Overall, the Bengals let their opponents score touchdowns 32 times in 2013. Twenty-two came via a pass, two were the result of interceptions that were returned for touchdowns, another came off a fumble recovery and the other was a punt return that finished in the end zone after punter Kevin Huber was blindsided on a hit the NFL later said should have been flagged for unsportsmanlike conduct.

Those 32 combined opponent touchdowns ranked as the fourth-lowest figure in the league. Carolina's 21, Seattle's 22 and San Francisco's 30 were lower. The next closest AFC team to the Bengals were the Dolphins, who allowed 33 opposing touchdowns.

But back to the rushing angle of these touchdowns. At no time last season did the Bengals allow more than one rushing touchdown in a game, and only once did they give up rushing scores in consecutive weeks. The rest were spread throughout the season.

Chicago, Green Bay, Buffalo, Miami, Pittsburgh and Minnesota were the six teams who had rushing touchdowns on Cincinnati. The Bengals walked away with an even 3-3 split from those games. The losses to the Bears, Dolphins and Steelers were quite narrow. The wins against the Packers and Bills were close, too. Only the victory against the Vikings was a blowout -- the Bengals won by 28.

It should be pointed out that in their lone playoff game against San Diego, the Bengals gave up two rushing touchdowns. A defense that pitched a rushing touchdown shutout at San Diego a month prior, failed to do the same in the postseason when advancing was on the line. The Bengals weren't very good in any aspect of their rushing defense in that game, getting mostly gashed by runs that went through the heart of the defensive line and secondary.

In all, the Chargers rushed for 196 yards. That was the highest one-game rushing total the Bengals had allowed since the regular-season finale against Baltimore in 2012. Granted, they spent most of that game using backups after they had clinched a playoff berth the week before. So excluding that game, the 196 yards the Chargers had was the most on the Bengals in a single game since Week 3 of 2012 when Washington rushed for 202 yards.

Part of the reason the Bengals have been good against the run is because of their intimidating defensive line. In goal-to-go and short third-down situations the unit responded well in 2013. The Bengals ranked second in third-down conversions and fourth in goal-to-go efficiency. Geno Atkins' presence in the interior played a hand in some of that success, as he helps stuff a lot of run opportunities in the middle of the field. Ends Carlos Dunlap and Michael Johnson were quick enough last year to help contain on the outer edge. Linebacker Vontaze Burfict also played quicker than most imagined. He simply has a knack for recognizing the difference in passing and rushing plays quickly enough to consistently finds his way to the ball near the line of scrimmage.

Johnson, of course, was signed by Tampa Bay during free agency.

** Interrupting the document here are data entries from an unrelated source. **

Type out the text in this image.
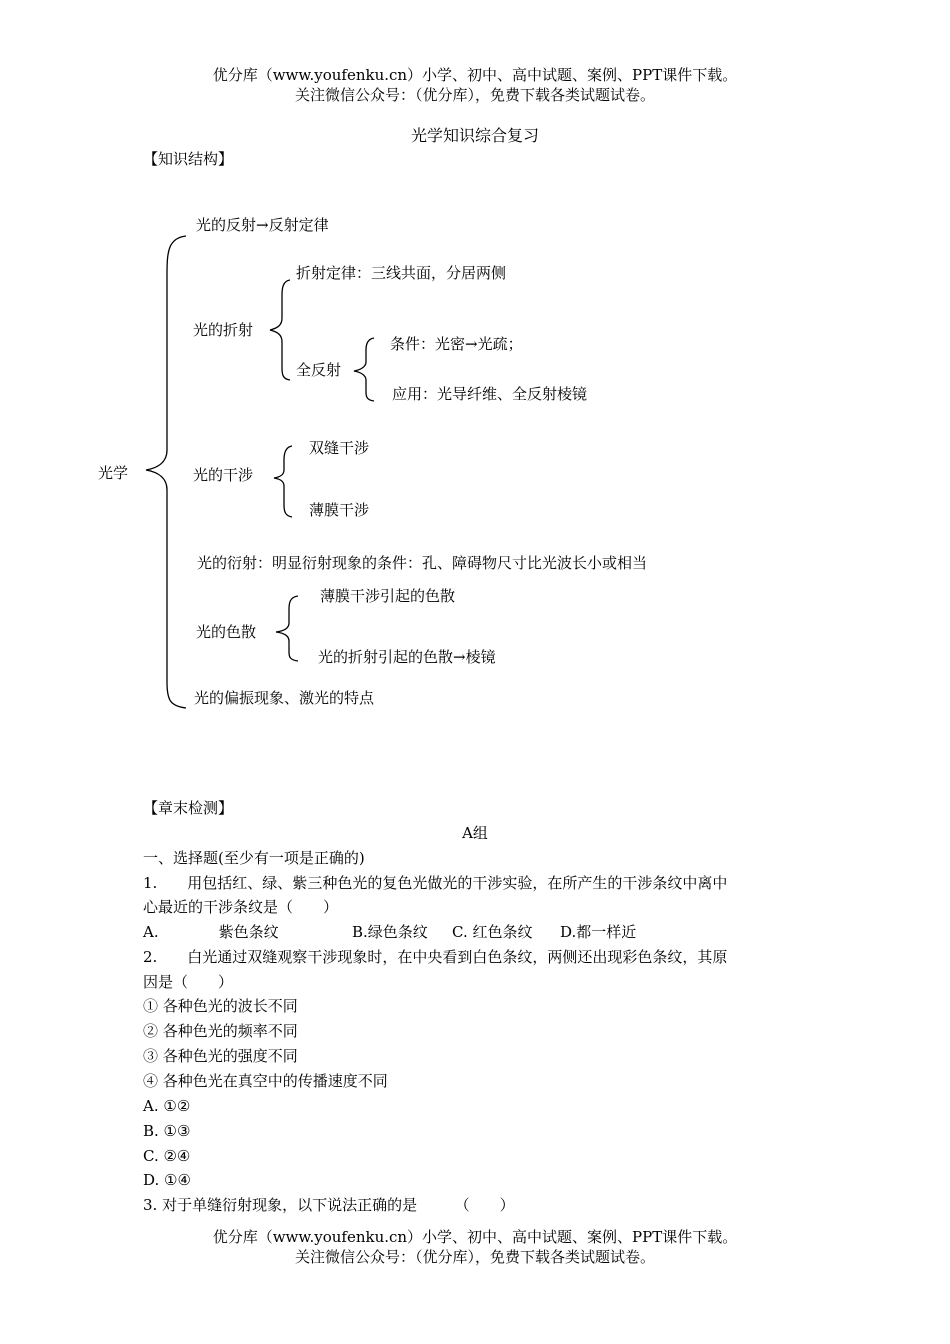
优分库（www.youfenku.cn）小学、初中、高中试题、案例、PPT课件下载。
关注微信公众号：（优分库），免费下载各类试题试卷。
光学知识综合复习
【知识结构】
光学
光的反射→反射定律
光的折射
折射定律：三线共面，分居两侧
全反射
条件：光密→光疏；
应用：光导纤维、全反射棱镜
光的干涉
双缝干涉
薄膜干涉
光的衍射：明显衍射现象的条件：孔、障碍物尺寸比光波长小或相当
光的色散
薄膜干涉引起的色散
光的折射引起的色散→棱镜
光的偏振现象、激光的特点
【章末检测】
A组
一、选择题(至少有一项是正确的)
1.　　用包括红、绿、紫三种色光的复色光做光的干涉实验，在所产生的干涉条纹中离中
心最近的干涉条纹是（　　）
A.　　　　紫色条纹	B.绿色条纹 C. 红色条纹 D.都一样近
2.　　白光通过双缝观察干涉现象时，在中央看到白色条纹，两侧还出现彩色条纹，其原
因是（　　）
① 各种色光的波长不同
② 各种色光的频率不同
③ 各种色光的强度不同
④ 各种色光在真空中的传播速度不同
A. ①②
B. ①③
C. ②④
D. ①④
3. 对于单缝衍射现象，以下说法正确的是　　　（　　）
优分库（www.youfenku.cn）小学、初中、高中试题、案例、PPT课件下载。
关注微信公众号：（优分库），免费下载各类试题试卷。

Atkins wasn't around for half of Cincinnati's last season, the victim of a midseason ACL tear. His presence was desperately needed in that playoff game against the Chargers. With his anticipated and hopeful pre-Week 1 return, the Bengals will get back a measure of the interior physicality that they missed late last season.

Since very little else changed for Cincinnati's defense, it stands to reason the unit should be able to shake off the disappointing playoff performance and return to limit opposing teams on the ground. Don't be surprised if they keep opposing offenses under seven rushing touchdowns again.